A block object to be executed when the request finishes unsuccessfully. The block contains an error object that describes a request failure or a record parsing failure.

Discussion

Starts a dual fetch and web request to retrieve information as quickly and as efficiently as possible. This method IS MEANT to be wrapped in a subclass’s implementation which hides the fetch request, URN, etc. from the caller. The caller (presumably a view controller) should not need to know about how to build the fetch request, it should only care about the data being received in the result block.

Declared In

MMRecord.h

startRequestWithURN:data:context:domain:resultBlock:failureBlock:

Starts a request on the registered server class. This is the default implementation of this method.
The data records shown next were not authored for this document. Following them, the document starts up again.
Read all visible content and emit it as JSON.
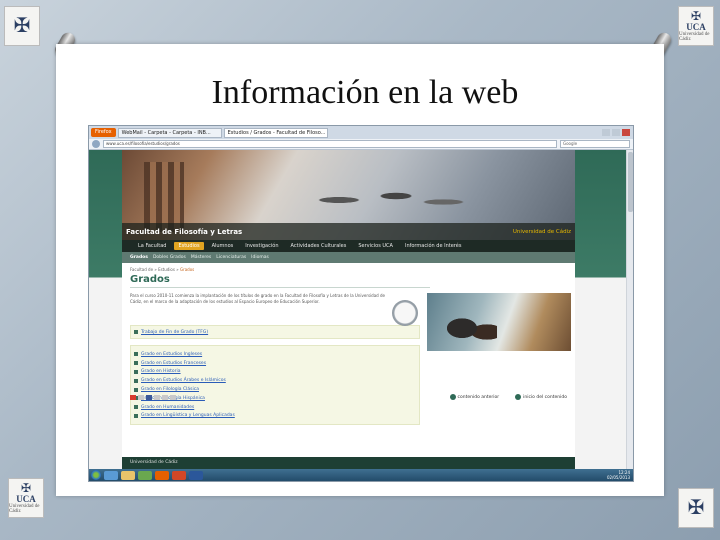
{
  "slide": {
    "title": "Información en la web"
  },
  "logos": {
    "name": "UCA",
    "sub": "Universidad de Cádiz"
  },
  "browser": {
    "firefox_label": "Firefox",
    "tabs": [
      "WebMail - Carpeta - Carpeta - INB...",
      "Estudios / Grados - Facultad de Filoso..."
    ],
    "url": "www.uca.es/filosofia/estudios/grados",
    "search_placeholder": "Google"
  },
  "site": {
    "faculty_name": "Facultad de Filosofía y Letras",
    "university_name": "Universidad de Cádiz",
    "menu": [
      "La Facultad",
      "Estudios",
      "Alumnos",
      "Investigación",
      "Actividades Culturales",
      "Servicios UCA",
      "Información de Interés"
    ],
    "menu_active": 1,
    "submenu": [
      "Grados",
      "Dobles Grados",
      "Másteres",
      "Licenciaturas",
      "Idiomas"
    ],
    "submenu_active": 0,
    "breadcrumb": [
      "Facultad de",
      "Estudios",
      "Grados"
    ],
    "page_title": "Grados",
    "intro": "Para el curso 2010-11 comienza la implantación de los títulos de grado en la Facultad de Filosofía y Letras de la Universidad de Cádiz, en el marco de la adaptación de los estudios al Espacio Europeo de Educación Superior.",
    "tfg_link": "Trabajo de Fin de Grado (TFG)",
    "grados": [
      "Grado en Estudios Ingleses",
      "Grado en Estudios Franceses",
      "Grado en Historia",
      "Grado en Estudios Árabes e Islámicos",
      "Grado en Filología Clásica",
      "Grado en Filología Hispánica",
      "Grado en Humanidades",
      "Grado en Lingüística y Lenguas Aplicadas"
    ],
    "pager_prev": "contenido anterior",
    "pager_next": "inicio del contenido",
    "footer": "Universidad de Cádiz"
  },
  "taskbar": {
    "time": "12:24",
    "date": "02/05/2013"
  }
}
+ (void)startRequestWithURN:(NSString *)URN data:(NSDictionary *)parameters context:(NSManagedObjectContext *)context domain:(id)domain resultBlock:(void ( ^ ) ( NSArray *records ))resultBlock failureBlock:(void ( ^ ) ( NSError *error ))failureBlock

Parameters

URN

The base URN for the request endpoint.

parameters

A dictionary containing request parameters.

context

The managed object context that will be used for creating the records that are returned in the response.

domain

The domain that this request should be associated with.

resultBlock

A block object to be executed when the request finishes successfully. Before the block is called the response will be parsed and records will be created. The block is called with those records as a parameter.

failureBlock

A block object to be executed when the request finishes unsuccessfully. The block contains an error object that describes a request failure or a record parsing failure.

Discussion

Starts a request on the registered server class. This is the default implementation of this method.

Declared In

MMRecord.h

Instance Methods

recordDetailURN

This method is used by the -startDetailRequestWithDomain: method to locate and obtain the resource data for a specific record. This URN should be everything after the base URL that is necesary to provide a unique location for obtaining the specified resource. A common implementation of this method will be to return a resource URI obtained via a previous server call. For APIs that do not support this you will need to construct this URN yourself.

- (NSString *)recordDetailURN

Return Value

A NSString containing the detail URN for the record.

Discussion

This method is used by the -startDetailRequestWithDomain: method to locate and obtain the resource data for a specific record. This URN should be everything after the base URL that is necesary to provide a unique location for obtaining the specified resource. A common implementation of this method will be to return a resource URI obtained via a previous server call. For APIs that do not support this you will need to construct this URN yourself.

Warning: If you do not implement this method then the startDetailRequest method will implicitly fail.

Declared In

MMRecord.h

startDetailRequestWithDomain:resultBlock:failureBlock:

Starts a detail request for an instance of a record. This method calls the recordDetailURN method, which should be implemented by a record needing to use this method. The record detail URN will be used as the location for fetching the detail resource for the record.

- (void)startDetailRequestWithDomain:(id)domain resultBlock:(void ( ^ ) ( MMRecord *record ))resultBlock failureBlock:(void ( ^ ) ( NSError *error ))failureBlock

Parameters

domain

The domain that this request should be associated with.

resultBlock

A block object to be executed when the request finishes successfully. The block contains a reference to the calling record which will have been updated with the returned data from the detail request.

failureBlock

A block object to be executed when the request finishes unsuccessfully. The block contains an error object that describes a request failure or a record parsing failure.

Discussion

Starts a detail request for an instance of a record. This method calls the recordDetailURN method, which should be implemented by a record needing to use this method. The record detail URN will be used as the location for fetching the detail resource for the record.